L’ONG de défense des droits humains Human Rights Watch (HRW) a dénoncé mercredi des « abus très graves » de la police colombienne, présumée impliquée dans 20 homicides durant les manifestations contre le gouvernement qui se succèdent depuis le 28 avril.

HRW a précisé dans un rapport que 16 des morts ont été touchés par des coups de feu tirés avec l’intention de « tuer » par des policiers.

Le gouvernement « devrait adopter des mesures urgentes pour protéger les droits humains et initier une profonde réforme policière pour garantir que les agents respectent le droit de réunion pacifique, et que les responsables d’abus soient traduits en justice », a souligné HRW dans ce rapport qui devait être présenté au président Ivan Duque dans la journée.

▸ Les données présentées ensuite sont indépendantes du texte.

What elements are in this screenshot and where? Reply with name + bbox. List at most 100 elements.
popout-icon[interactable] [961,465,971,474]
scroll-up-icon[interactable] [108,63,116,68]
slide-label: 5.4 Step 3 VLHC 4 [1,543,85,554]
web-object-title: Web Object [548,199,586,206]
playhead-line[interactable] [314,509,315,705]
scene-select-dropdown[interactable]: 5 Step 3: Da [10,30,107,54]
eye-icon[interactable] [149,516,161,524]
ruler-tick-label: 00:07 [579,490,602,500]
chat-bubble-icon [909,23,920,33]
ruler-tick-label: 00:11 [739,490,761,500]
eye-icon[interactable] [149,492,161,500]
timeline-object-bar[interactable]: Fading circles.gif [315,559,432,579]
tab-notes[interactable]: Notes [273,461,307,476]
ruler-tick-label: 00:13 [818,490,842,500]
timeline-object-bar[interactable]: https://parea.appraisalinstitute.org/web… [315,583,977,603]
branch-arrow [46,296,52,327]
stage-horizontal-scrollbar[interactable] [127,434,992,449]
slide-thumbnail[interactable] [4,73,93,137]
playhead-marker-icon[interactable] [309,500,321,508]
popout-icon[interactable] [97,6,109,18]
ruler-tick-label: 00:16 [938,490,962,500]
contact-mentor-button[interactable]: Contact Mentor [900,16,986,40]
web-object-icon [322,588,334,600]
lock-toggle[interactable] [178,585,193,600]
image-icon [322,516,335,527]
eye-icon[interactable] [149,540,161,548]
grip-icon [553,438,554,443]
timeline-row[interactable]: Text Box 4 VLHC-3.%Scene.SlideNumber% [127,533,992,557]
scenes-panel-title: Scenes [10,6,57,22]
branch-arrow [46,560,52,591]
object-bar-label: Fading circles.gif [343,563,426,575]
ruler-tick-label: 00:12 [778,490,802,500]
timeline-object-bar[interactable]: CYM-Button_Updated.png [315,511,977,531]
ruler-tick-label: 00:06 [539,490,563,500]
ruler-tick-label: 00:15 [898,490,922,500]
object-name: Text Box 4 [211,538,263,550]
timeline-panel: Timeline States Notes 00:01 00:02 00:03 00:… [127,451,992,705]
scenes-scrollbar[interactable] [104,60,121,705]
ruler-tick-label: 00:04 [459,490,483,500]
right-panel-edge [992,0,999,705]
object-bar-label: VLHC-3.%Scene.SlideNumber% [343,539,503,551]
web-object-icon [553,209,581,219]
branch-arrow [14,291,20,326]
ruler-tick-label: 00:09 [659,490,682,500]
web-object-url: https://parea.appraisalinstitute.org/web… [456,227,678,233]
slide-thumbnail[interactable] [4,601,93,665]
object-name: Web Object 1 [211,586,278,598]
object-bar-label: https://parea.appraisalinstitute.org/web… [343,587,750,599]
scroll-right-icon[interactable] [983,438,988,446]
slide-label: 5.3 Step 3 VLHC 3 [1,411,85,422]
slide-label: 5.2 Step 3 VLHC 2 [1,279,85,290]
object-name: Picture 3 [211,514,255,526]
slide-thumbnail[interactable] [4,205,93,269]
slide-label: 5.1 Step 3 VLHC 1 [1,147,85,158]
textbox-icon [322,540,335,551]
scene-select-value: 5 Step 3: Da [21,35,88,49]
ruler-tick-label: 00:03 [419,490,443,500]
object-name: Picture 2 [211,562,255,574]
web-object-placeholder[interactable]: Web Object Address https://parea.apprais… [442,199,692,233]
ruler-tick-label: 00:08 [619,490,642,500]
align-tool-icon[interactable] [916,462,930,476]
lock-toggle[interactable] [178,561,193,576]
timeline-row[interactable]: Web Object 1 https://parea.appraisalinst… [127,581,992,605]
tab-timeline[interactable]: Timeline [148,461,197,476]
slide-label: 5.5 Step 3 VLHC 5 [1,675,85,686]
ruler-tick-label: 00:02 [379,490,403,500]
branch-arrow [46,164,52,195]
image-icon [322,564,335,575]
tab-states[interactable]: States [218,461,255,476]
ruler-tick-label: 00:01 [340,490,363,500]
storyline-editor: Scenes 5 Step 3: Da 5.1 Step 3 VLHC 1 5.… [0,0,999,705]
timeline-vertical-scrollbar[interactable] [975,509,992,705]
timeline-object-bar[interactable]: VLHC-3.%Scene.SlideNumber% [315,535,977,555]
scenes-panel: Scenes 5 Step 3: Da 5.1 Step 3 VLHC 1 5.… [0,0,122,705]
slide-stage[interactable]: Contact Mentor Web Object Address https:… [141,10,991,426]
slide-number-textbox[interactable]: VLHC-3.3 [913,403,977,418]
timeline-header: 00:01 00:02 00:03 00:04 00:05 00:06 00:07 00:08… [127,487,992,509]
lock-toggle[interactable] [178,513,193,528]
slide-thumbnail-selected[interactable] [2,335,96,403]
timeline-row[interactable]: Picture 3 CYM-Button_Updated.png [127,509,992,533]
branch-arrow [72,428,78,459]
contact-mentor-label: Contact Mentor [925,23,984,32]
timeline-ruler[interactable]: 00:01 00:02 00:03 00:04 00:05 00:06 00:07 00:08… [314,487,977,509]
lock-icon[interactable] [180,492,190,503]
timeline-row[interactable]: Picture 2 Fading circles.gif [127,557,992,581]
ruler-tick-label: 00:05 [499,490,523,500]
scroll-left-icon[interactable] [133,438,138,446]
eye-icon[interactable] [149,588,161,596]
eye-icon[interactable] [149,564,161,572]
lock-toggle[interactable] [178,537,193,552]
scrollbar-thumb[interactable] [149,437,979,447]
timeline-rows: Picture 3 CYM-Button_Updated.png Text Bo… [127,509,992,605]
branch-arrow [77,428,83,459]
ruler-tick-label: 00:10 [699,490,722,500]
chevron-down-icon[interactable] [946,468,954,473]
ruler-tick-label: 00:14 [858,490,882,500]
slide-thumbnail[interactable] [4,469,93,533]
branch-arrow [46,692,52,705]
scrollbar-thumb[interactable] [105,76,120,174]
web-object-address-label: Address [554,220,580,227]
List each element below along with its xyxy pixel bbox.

Les agressions « ne sont pas des incidents isolés d’agents indisciplinés, mais le résultat de profonds défauts structurels », selon ce texte.

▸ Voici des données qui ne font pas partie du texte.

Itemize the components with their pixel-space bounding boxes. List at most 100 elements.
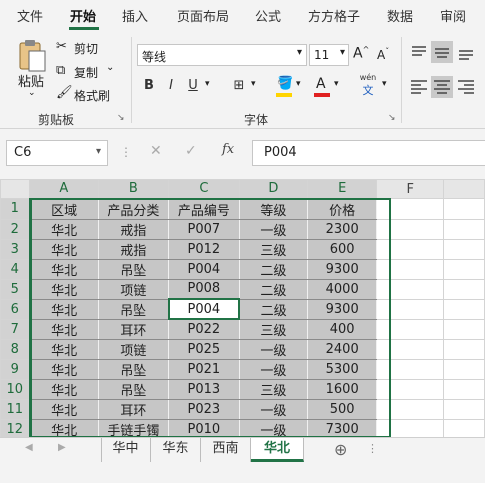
borders-dropdown-icon[interactable]: ▾ — [251, 79, 256, 89]
formula-input[interactable]: P004 — [252, 140, 485, 166]
empty-cell[interactable] — [443, 278, 485, 300]
row-header[interactable]: 12 — [0, 418, 31, 437]
scroll-left-icon[interactable]: ◀ — [25, 442, 33, 453]
empty-cell[interactable] — [376, 358, 445, 380]
cell-c10[interactable]: P013 — [168, 378, 240, 400]
cell-e2[interactable]: 2300 — [307, 218, 378, 240]
cell-b12[interactable]: 手链手镯 — [97, 418, 170, 437]
cell-e5[interactable]: 4000 — [307, 278, 378, 300]
cell-e8[interactable]: 2400 — [307, 338, 378, 360]
empty-cell[interactable] — [376, 418, 445, 437]
cell-e7[interactable]: 400 — [307, 318, 378, 340]
align-left-icon[interactable] — [408, 76, 430, 98]
font-name-select[interactable]: 等线 ▾ — [137, 44, 307, 66]
cell-d1[interactable]: 等级 — [238, 198, 309, 220]
empty-cell[interactable] — [376, 338, 445, 360]
align-right-icon[interactable] — [455, 76, 477, 98]
cell-a4[interactable]: 华北 — [29, 258, 99, 280]
cell-a10[interactable]: 华北 — [29, 378, 99, 400]
font-launcher-icon[interactable]: ↘ — [388, 113, 396, 123]
cell-b9[interactable]: 吊坠 — [97, 358, 170, 380]
cell-d5[interactable]: 二级 — [238, 278, 309, 300]
cell-e12[interactable]: 7300 — [307, 418, 378, 437]
sheet-tab-xinan[interactable]: 西南 — [201, 438, 251, 462]
paste-dropdown-icon[interactable]: ⌄ — [28, 88, 36, 98]
cell-b1[interactable]: 产品分类 — [97, 198, 170, 220]
empty-cell[interactable] — [443, 318, 485, 340]
cell-d3[interactable]: 三级 — [238, 238, 309, 260]
cell-e6[interactable]: 9300 — [307, 298, 378, 320]
empty-cell[interactable] — [443, 238, 485, 260]
cell-c8[interactable]: P025 — [168, 338, 240, 360]
sheet-tab-huabei[interactable]: 华北 — [251, 438, 304, 462]
cell-a11[interactable]: 华北 — [29, 398, 99, 420]
cell-d7[interactable]: 三级 — [238, 318, 309, 340]
align-bottom-icon[interactable] — [455, 41, 477, 63]
cell-d9[interactable]: 一级 — [238, 358, 309, 380]
cell-c11[interactable]: P023 — [168, 398, 240, 420]
col-header-f[interactable]: F — [376, 179, 445, 199]
cell-a5[interactable]: 华北 — [29, 278, 99, 300]
menu-file[interactable]: 文件 — [17, 6, 43, 25]
empty-cell[interactable] — [376, 218, 445, 240]
cell-a6[interactable]: 华北 — [29, 298, 99, 320]
align-middle-icon[interactable] — [431, 41, 453, 63]
row-header[interactable]: 9 — [0, 358, 31, 380]
menu-insert[interactable]: 插入 — [122, 6, 148, 25]
empty-cell[interactable] — [443, 258, 485, 280]
increase-font-button[interactable]: A^ — [353, 45, 369, 62]
menu-home[interactable]: 开始 — [70, 6, 96, 25]
cell-c9[interactable]: P021 — [168, 358, 240, 380]
phonetic-guide-button[interactable]: wén 文 — [356, 73, 380, 101]
sheet-tab-huadong[interactable]: 华东 — [151, 438, 201, 462]
cell-e9[interactable]: 5300 — [307, 358, 378, 380]
font-color-dropdown-icon[interactable]: ▾ — [334, 79, 339, 89]
underline-dropdown-icon[interactable]: ▾ — [205, 79, 210, 89]
col-header-e[interactable]: E — [307, 179, 378, 200]
empty-cell[interactable] — [443, 358, 485, 380]
empty-cell[interactable] — [376, 398, 445, 420]
cell-c2[interactable]: P007 — [168, 218, 240, 240]
worksheet-grid[interactable]: A B C D E F 1 区域 产品分类 产品编号 等级 价格 2 华北 戒指 P007 一级 23… — [0, 179, 485, 437]
phonetic-dropdown-icon[interactable]: ▾ — [382, 79, 387, 89]
cell-a9[interactable]: 华北 — [29, 358, 99, 380]
select-all-corner[interactable] — [0, 179, 31, 199]
cancel-icon[interactable]: ✕ — [150, 143, 162, 159]
empty-cell[interactable] — [376, 278, 445, 300]
empty-cell[interactable] — [443, 218, 485, 240]
sheet-tab-huazhong[interactable]: 华中 — [101, 438, 151, 462]
italic-button[interactable]: I — [160, 75, 182, 97]
scroll-right-icon[interactable]: ▶ — [58, 442, 66, 453]
row-header[interactable]: 4 — [0, 258, 31, 280]
cell-a1[interactable]: 区域 — [29, 198, 99, 220]
cell-a7[interactable]: 华北 — [29, 318, 99, 340]
borders-icon[interactable]: ⊞ — [228, 75, 250, 97]
cell-c4[interactable]: P004 — [168, 258, 240, 280]
underline-button[interactable]: U — [182, 75, 204, 97]
cell-a2[interactable]: 华北 — [29, 218, 99, 240]
cut-button[interactable]: 剪切 — [74, 40, 98, 57]
empty-cell[interactable] — [443, 198, 485, 220]
menu-fangfang[interactable]: 方方格子 — [308, 6, 360, 25]
fill-dropdown-icon[interactable]: ▾ — [296, 79, 301, 89]
col-header-c[interactable]: C — [168, 179, 240, 200]
cell-d2[interactable]: 一级 — [238, 218, 309, 240]
row-header[interactable]: 2 — [0, 218, 31, 240]
cell-b11[interactable]: 耳环 — [97, 398, 170, 420]
menu-page-layout[interactable]: 页面布局 — [177, 6, 229, 25]
cell-b5[interactable]: 项链 — [97, 278, 170, 300]
cell-e1[interactable]: 价格 — [307, 198, 378, 220]
cell-a8[interactable]: 华北 — [29, 338, 99, 360]
align-center-icon[interactable] — [431, 76, 453, 98]
empty-cell[interactable] — [376, 258, 445, 280]
cell-e4[interactable]: 9300 — [307, 258, 378, 280]
empty-cell[interactable] — [376, 238, 445, 260]
menu-data[interactable]: 数据 — [387, 6, 413, 25]
copy-dropdown-icon[interactable]: ⌄ — [106, 62, 114, 73]
copy-icon[interactable]: ⧉ — [56, 63, 65, 78]
cell-d11[interactable]: 一级 — [238, 398, 309, 420]
cell-d6[interactable]: 二级 — [238, 298, 309, 320]
add-sheet-icon[interactable]: ⊕ — [334, 440, 347, 459]
empty-cell[interactable] — [376, 298, 445, 320]
col-header-d[interactable]: D — [238, 179, 309, 200]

Le directeur de HRW pour les Amériques, José Miguel Vivanco, a déclaré lors d’une conférence de presse virtuelle avoir reçu des « dénonciations crédibles » concernant 34 morts durant les manifestations, dont 20 apparemment causées par des policiers et de celles-ci 16 consécutives à des balles visant des « organes vitaux ».

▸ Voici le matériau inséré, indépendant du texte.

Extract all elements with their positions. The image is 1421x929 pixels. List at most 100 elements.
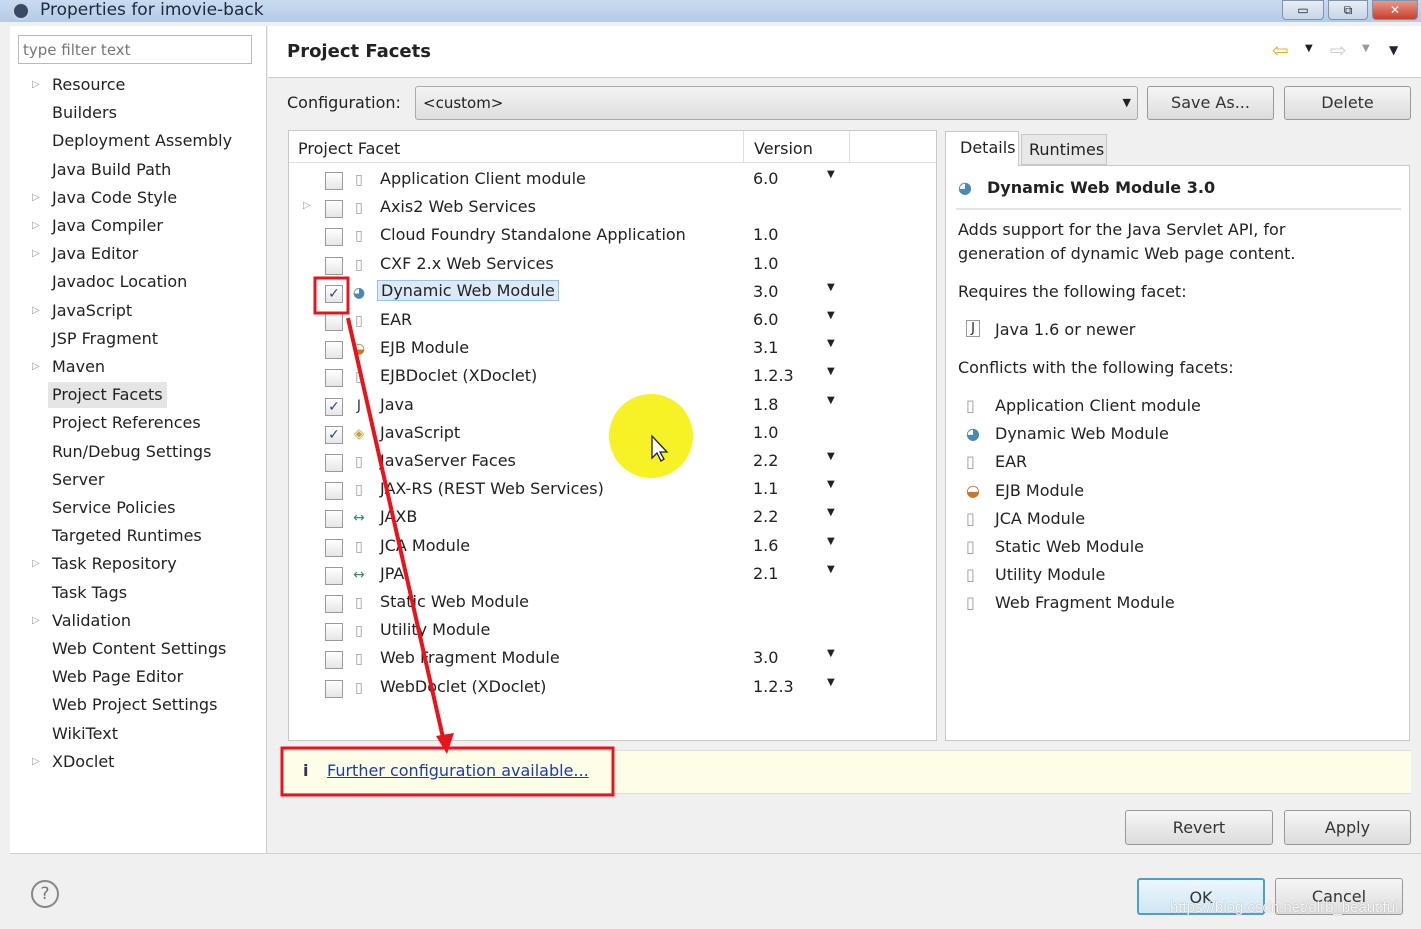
expand-icon[interactable]: ▷ bbox=[32, 749, 40, 775]
save-as-button[interactable]: Save As... bbox=[1147, 86, 1274, 120]
filter-input[interactable] bbox=[18, 35, 252, 64]
table-row[interactable]: ◒ EJB Module 3.1 ▼ bbox=[289, 335, 929, 363]
expand-icon[interactable]: ▷ bbox=[32, 241, 40, 267]
version-dropdown-icon[interactable]: ▼ bbox=[827, 310, 835, 321]
apply-button[interactable]: Apply bbox=[1284, 810, 1411, 845]
table-row[interactable]: ▯ Static Web Module bbox=[289, 589, 929, 617]
nav-item[interactable]: Resource bbox=[48, 72, 129, 98]
nav-item[interactable]: Project Facets bbox=[48, 382, 167, 409]
facet-checkbox[interactable] bbox=[325, 228, 343, 247]
facet-checkbox[interactable] bbox=[325, 369, 343, 388]
table-row[interactable]: ▯ JavaServer Faces 2.2 ▼ bbox=[289, 448, 929, 476]
version-dropdown-icon[interactable]: ▼ bbox=[827, 366, 835, 377]
version-dropdown-icon[interactable]: ▼ bbox=[827, 677, 835, 688]
nav-item[interactable]: Task Repository bbox=[48, 551, 181, 577]
nav-item[interactable]: Java Editor bbox=[48, 241, 142, 267]
facet-checkbox[interactable] bbox=[325, 651, 343, 670]
version-dropdown-icon[interactable]: ▼ bbox=[827, 479, 835, 490]
table-row[interactable]: ▯ EJBDoclet (XDoclet) 1.2.3 ▼ bbox=[289, 363, 929, 391]
table-row[interactable]: ▯ WebDoclet (XDoclet) 1.2.3 ▼ bbox=[289, 674, 929, 702]
table-row[interactable]: ✓ J Java 1.8 ▼ bbox=[289, 392, 929, 420]
version-dropdown-icon[interactable]: ▼ bbox=[827, 282, 835, 293]
table-row[interactable]: ✓ ◈ JavaScript 1.0 bbox=[289, 420, 929, 448]
facet-checkbox[interactable] bbox=[325, 454, 343, 472]
nav-item[interactable]: WikiText bbox=[48, 721, 122, 747]
table-row[interactable]: ↔ JAXB 2.2 ▼ bbox=[289, 504, 929, 532]
nav-item[interactable]: Web Project Settings bbox=[48, 692, 221, 718]
close-button[interactable]: ✕ bbox=[1372, 0, 1418, 20]
nav-item[interactable]: Builders bbox=[48, 100, 121, 126]
expand-icon[interactable]: ▷ bbox=[32, 298, 40, 324]
nav-item[interactable]: JavaScript bbox=[48, 298, 136, 324]
table-row[interactable]: ▷ ▯ Axis2 Web Services bbox=[289, 194, 929, 222]
nav-item[interactable]: Run/Debug Settings bbox=[48, 439, 215, 465]
column-header-version[interactable]: Version bbox=[754, 139, 813, 158]
facet-checkbox[interactable] bbox=[325, 313, 343, 331]
nav-item[interactable]: Project References bbox=[48, 410, 205, 436]
nav-item[interactable]: Deployment Assembly bbox=[48, 128, 236, 154]
nav-item[interactable]: Java Code Style bbox=[48, 185, 181, 211]
nav-item[interactable]: Maven bbox=[48, 354, 109, 380]
table-row[interactable]: ▯ JAX-RS (REST Web Services) 1.1 ▼ bbox=[289, 476, 929, 504]
facet-checkbox[interactable] bbox=[325, 538, 343, 557]
revert-button[interactable]: Revert bbox=[1125, 810, 1273, 845]
forward-menu-icon[interactable]: ▼ bbox=[1362, 43, 1370, 54]
facet-checkbox[interactable] bbox=[325, 595, 343, 613]
facet-checkbox[interactable] bbox=[325, 566, 343, 585]
facet-checkbox[interactable]: ✓ bbox=[325, 425, 343, 444]
delete-button[interactable]: Delete bbox=[1284, 86, 1411, 120]
expand-icon[interactable]: ▷ bbox=[32, 72, 40, 98]
expand-icon[interactable]: ▷ bbox=[32, 354, 40, 380]
table-row[interactable]: ▯ EAR 6.0 ▼ bbox=[289, 307, 929, 335]
nav-item[interactable]: Task Tags bbox=[48, 580, 131, 606]
nav-item[interactable]: Web Page Editor bbox=[48, 664, 187, 690]
table-row[interactable]: ▯ Utility Module bbox=[289, 617, 929, 645]
column-header-facet[interactable]: Project Facet bbox=[298, 139, 400, 158]
facet-checkbox[interactable] bbox=[325, 256, 343, 275]
nav-item[interactable]: Service Policies bbox=[48, 495, 179, 521]
version-dropdown-icon[interactable]: ▼ bbox=[827, 507, 835, 518]
nav-item[interactable]: Javadoc Location bbox=[48, 269, 191, 295]
minimize-button[interactable]: ▭ bbox=[1282, 0, 1324, 20]
version-dropdown-icon[interactable]: ▼ bbox=[827, 648, 835, 659]
facet-checkbox[interactable] bbox=[325, 482, 343, 501]
nav-item[interactable]: Java Compiler bbox=[48, 213, 167, 239]
further-configuration-link[interactable]: Further configuration available... bbox=[327, 761, 589, 780]
facet-checkbox[interactable] bbox=[325, 172, 343, 190]
facet-checkbox[interactable] bbox=[325, 623, 343, 642]
nav-item[interactable]: Validation bbox=[48, 608, 135, 634]
expand-icon[interactable]: ▷ bbox=[303, 200, 311, 211]
tab-runtimes[interactable]: Runtimes bbox=[1021, 134, 1107, 165]
nav-item[interactable]: XDoclet bbox=[48, 749, 118, 775]
restore-button[interactable]: ⧉ bbox=[1328, 0, 1368, 20]
configuration-select[interactable]: <custom> ▼ bbox=[415, 86, 1138, 120]
facet-checkbox[interactable] bbox=[325, 341, 343, 360]
help-icon[interactable]: ? bbox=[31, 880, 59, 908]
forward-icon[interactable]: ⇨ bbox=[1330, 38, 1347, 62]
facet-checkbox[interactable]: ✓ bbox=[325, 397, 343, 416]
facet-checkbox[interactable] bbox=[325, 510, 343, 529]
version-dropdown-icon[interactable]: ▼ bbox=[827, 169, 835, 180]
view-menu-icon[interactable]: ▼ bbox=[1389, 43, 1398, 57]
nav-item[interactable]: Targeted Runtimes bbox=[48, 523, 206, 549]
version-dropdown-icon[interactable]: ▼ bbox=[827, 451, 835, 462]
back-menu-icon[interactable]: ▼ bbox=[1305, 43, 1313, 54]
expand-icon[interactable]: ▷ bbox=[32, 213, 40, 239]
table-row[interactable]: ▯ Application Client module 6.0 ▼ bbox=[289, 166, 929, 194]
nav-item[interactable]: Server bbox=[48, 467, 108, 493]
table-row[interactable]: ▯ CXF 2.x Web Services 1.0 bbox=[289, 251, 929, 279]
version-dropdown-icon[interactable]: ▼ bbox=[827, 536, 835, 547]
expand-icon[interactable]: ▷ bbox=[32, 608, 40, 634]
table-row[interactable]: ▯ Web Fragment Module 3.0 ▼ bbox=[289, 645, 929, 673]
version-dropdown-icon[interactable]: ▼ bbox=[827, 338, 835, 349]
nav-item[interactable]: Web Content Settings bbox=[48, 636, 230, 662]
table-row[interactable]: ✓ ◕ Dynamic Web Module 3.0 ▼ bbox=[289, 279, 929, 307]
table-row[interactable]: ↔ JPA 2.1 ▼ bbox=[289, 561, 929, 589]
nav-item[interactable]: JSP Fragment bbox=[48, 326, 162, 352]
expand-icon[interactable]: ▷ bbox=[32, 551, 40, 577]
version-dropdown-icon[interactable]: ▼ bbox=[827, 395, 835, 406]
facet-checkbox[interactable]: ✓ bbox=[325, 284, 343, 303]
table-row[interactable]: ▯ JCA Module 1.6 ▼ bbox=[289, 533, 929, 561]
tab-details[interactable]: Details bbox=[945, 131, 1019, 166]
nav-item[interactable]: Java Build Path bbox=[48, 157, 175, 183]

« Les autopsies suggèrent que les fonctionnaires auraient tiré pour tuer », a-t-il ajouté.

HRW a salué l’annonce de M. Duque de réformer la police, mais a estimé que certaines mesures sont « cosmétiques » et ne visent pas à une transformation de fond.

L’ONG a notamment recommandé de transférer la gestion de la police du ministère de la Défense à celui de l’Intérieur ou à un nouveau ministère de la Sécurité.

« La police continue à opérer avec une culture de conflit armé, une doctrine de l’ennemi interne, des procédures qui ne sont pas proches des citoyens », a souligné M. Vivanco.

Selon lui, le président « n’a pas été à la hauteur de la nécessité de condamner en termes non équivoques les très graves violations des droits humains » commises par des policiers.

Il a en outre demandé que les autorités apportent des preuves quant à la responsabilité de dissidents de l’ex-guérilla des FARC et de rebelles de l’ELN dans les troubles, estimant que cette affirmation du gouvernement génère « plus de rage chez ceux qui protestent », les « stigmatisent » et transmet « un message erroné » aux forces de l’ordre selon lequel elles « affrontent un dangereux ennemi ».

La Colombie, minée par une guerre interne de plus d’un demi-siècle, est confrontée depuis plus d’un mois à un mouvement de protestation inédit, mené essentiellement par des jeunes qui réclament un changement de politique, une réforme de la police et un État plus solidaire face à l’impact économique de la pandémie de COVID-19, qui se traduit par une hausse de la pauvreté touchant désormais 42 % de la population.